Cayzer looked blank. “Pictures?”

“Snapshots.”

“Well, god damn it,” Cayzer said. “Sometimes I don’t know if I was stupid all my life or if I’m just getting stupid with old age. Come on along, you can ask them yourself.”

Mike followed Cayzer to a large soundstage full of sets and cameras, with an audience-full line of bleachers along one side. A technician gave him a hand mike, and he stepped out into the floodlights, where forty minutes ago Koo Davis had been making people laugh. Now his absence was making the same people wide-eyed with anticipation, and Mike was strongly aware of all those eyes glittering at him out of the semi-dark. He was also strongly aware of the floodlights; they were making his headache worse. His eyes felt as though the pressure behind them would make them pop out onto the floor; and good riddance.

With the bleachers so broad and shallow, the audience was much closer to the stage than in a normal theater, and Mike immediately had the sense that these people were still an audience, still spectators rather than participants. They were waiting for him to amuse them, thrill them, capture their interest.

He did the latter merely by introducing himself: “Ladies and gentleman, my name is Michael Wiskiel. I’m an agent with the Federal Bureau of Investigation, here to assist Chief Inspector Cayzer in his inquiry.” His inquiry; the social niceties are important everywhere. “Now, I imagine some of you nice people are tourists in this area, and all of you have your own lives you want to get on with, so we’ll try not to hold you up very much longer. I suppose some of you brought cameras along today, I wonder if any of you have Polaroids. Anybody?”

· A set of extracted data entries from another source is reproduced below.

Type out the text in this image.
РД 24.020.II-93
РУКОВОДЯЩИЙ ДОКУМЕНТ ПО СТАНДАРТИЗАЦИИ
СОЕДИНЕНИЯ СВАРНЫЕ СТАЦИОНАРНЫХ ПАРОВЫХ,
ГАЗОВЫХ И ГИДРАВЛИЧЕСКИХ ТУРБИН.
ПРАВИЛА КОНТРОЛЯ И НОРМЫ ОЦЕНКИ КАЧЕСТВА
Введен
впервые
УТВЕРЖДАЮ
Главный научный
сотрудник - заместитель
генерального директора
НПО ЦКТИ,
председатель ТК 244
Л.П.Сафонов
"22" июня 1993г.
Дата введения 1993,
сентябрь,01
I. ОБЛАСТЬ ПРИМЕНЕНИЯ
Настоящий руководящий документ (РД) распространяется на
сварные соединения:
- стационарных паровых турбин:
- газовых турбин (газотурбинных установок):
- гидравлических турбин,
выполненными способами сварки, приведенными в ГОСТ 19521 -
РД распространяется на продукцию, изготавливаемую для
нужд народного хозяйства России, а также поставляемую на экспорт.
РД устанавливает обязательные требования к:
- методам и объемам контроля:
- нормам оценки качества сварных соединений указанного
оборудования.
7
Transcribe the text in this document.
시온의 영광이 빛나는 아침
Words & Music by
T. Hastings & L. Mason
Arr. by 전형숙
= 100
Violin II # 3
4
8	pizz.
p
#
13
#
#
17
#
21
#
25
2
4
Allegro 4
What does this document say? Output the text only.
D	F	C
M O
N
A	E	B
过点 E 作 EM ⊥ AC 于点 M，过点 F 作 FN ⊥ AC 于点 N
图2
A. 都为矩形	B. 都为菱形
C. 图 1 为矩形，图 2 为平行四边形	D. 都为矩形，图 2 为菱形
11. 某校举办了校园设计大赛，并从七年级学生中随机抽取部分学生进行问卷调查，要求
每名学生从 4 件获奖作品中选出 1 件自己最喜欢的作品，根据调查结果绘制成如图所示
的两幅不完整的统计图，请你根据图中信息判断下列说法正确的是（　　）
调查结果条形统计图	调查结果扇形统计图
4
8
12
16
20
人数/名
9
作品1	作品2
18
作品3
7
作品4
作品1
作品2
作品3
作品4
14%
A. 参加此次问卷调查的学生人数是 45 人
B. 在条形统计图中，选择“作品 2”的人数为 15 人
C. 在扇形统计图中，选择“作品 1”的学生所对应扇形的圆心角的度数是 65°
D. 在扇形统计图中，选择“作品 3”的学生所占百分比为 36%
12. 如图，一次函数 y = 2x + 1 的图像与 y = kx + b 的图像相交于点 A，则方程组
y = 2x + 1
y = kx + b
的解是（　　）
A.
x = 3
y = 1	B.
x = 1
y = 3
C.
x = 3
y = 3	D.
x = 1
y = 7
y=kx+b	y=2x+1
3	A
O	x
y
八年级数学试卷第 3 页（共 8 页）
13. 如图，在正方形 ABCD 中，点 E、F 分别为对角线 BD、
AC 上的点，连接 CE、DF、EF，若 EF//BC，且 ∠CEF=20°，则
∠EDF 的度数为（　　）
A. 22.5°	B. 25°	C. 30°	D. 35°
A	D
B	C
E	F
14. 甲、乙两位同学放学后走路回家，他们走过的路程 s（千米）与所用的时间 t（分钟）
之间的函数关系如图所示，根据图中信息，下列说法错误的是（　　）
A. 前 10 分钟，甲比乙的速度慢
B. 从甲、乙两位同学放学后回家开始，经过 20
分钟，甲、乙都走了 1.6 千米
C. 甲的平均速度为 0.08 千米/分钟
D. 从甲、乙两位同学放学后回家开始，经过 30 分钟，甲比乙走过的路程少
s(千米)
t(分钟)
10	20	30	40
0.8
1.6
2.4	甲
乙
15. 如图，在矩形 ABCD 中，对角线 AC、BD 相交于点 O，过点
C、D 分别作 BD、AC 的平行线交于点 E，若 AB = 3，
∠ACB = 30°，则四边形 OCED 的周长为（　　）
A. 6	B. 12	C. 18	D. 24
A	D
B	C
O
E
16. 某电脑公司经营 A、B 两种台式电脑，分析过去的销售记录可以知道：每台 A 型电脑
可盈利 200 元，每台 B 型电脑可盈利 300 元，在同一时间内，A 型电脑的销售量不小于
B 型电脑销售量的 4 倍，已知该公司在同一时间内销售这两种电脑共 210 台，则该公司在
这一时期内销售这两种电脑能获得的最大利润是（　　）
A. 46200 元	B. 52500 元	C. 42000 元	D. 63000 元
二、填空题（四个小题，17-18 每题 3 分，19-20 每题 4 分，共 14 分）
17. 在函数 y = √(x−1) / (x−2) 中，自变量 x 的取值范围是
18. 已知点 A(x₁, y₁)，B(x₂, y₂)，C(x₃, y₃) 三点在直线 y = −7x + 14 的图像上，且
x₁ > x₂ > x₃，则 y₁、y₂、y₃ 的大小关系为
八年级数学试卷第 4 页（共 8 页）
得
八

A scattering of hands was raised; Mike counted six.

“Fine. So any pictures you folks took today, you’ve already got them in your pocket or purse, all developed and ready to be looked at. I wonder, did any of you people happen to take any pictures while you were out on line, before you got in here, and would those pictures show anybody else in the line?”

A stir in the audience, as two hundred forty-two people turned in their seats to watch six people self-consciously leaf through little clusters of photographs. Four of them eventually turned out to have pictures of the sort Mike had in mind, and ushers brought these photographs to the stage.

Seven snaps. Mike looked at the first, and saw four more-or-less distinguishable people behind the smiling squinting foreground lady who was the obvious subject of the photograph. He called out, “Could we have some light on the audience?” and immediately a bank of overhead spots came up, lighting the audience as though it had become the stage.

“Let’s see now,” Mike said. “Here’s a young man in a pale blue sweater, black hair, wearing sunglasses. Anybody?”

The young man was found, and when he stood and put on his sunglasses Mike matched him to the photograph. Also the lady wearing the white scarf and green polka dots. And also the elderly couple in matching white turtleneck shirts.

And so on through the seven Polaroids. Every identifiable face was still among the two hundred forty-eight. Either the two kidnappers had been very careful or very lucky.

“Well, it was worth a try,” Mike told the audience, when the pictures had been returned to their owners. “So now let me ask about other cameras, where you’ve still got the film inside. Anybody?”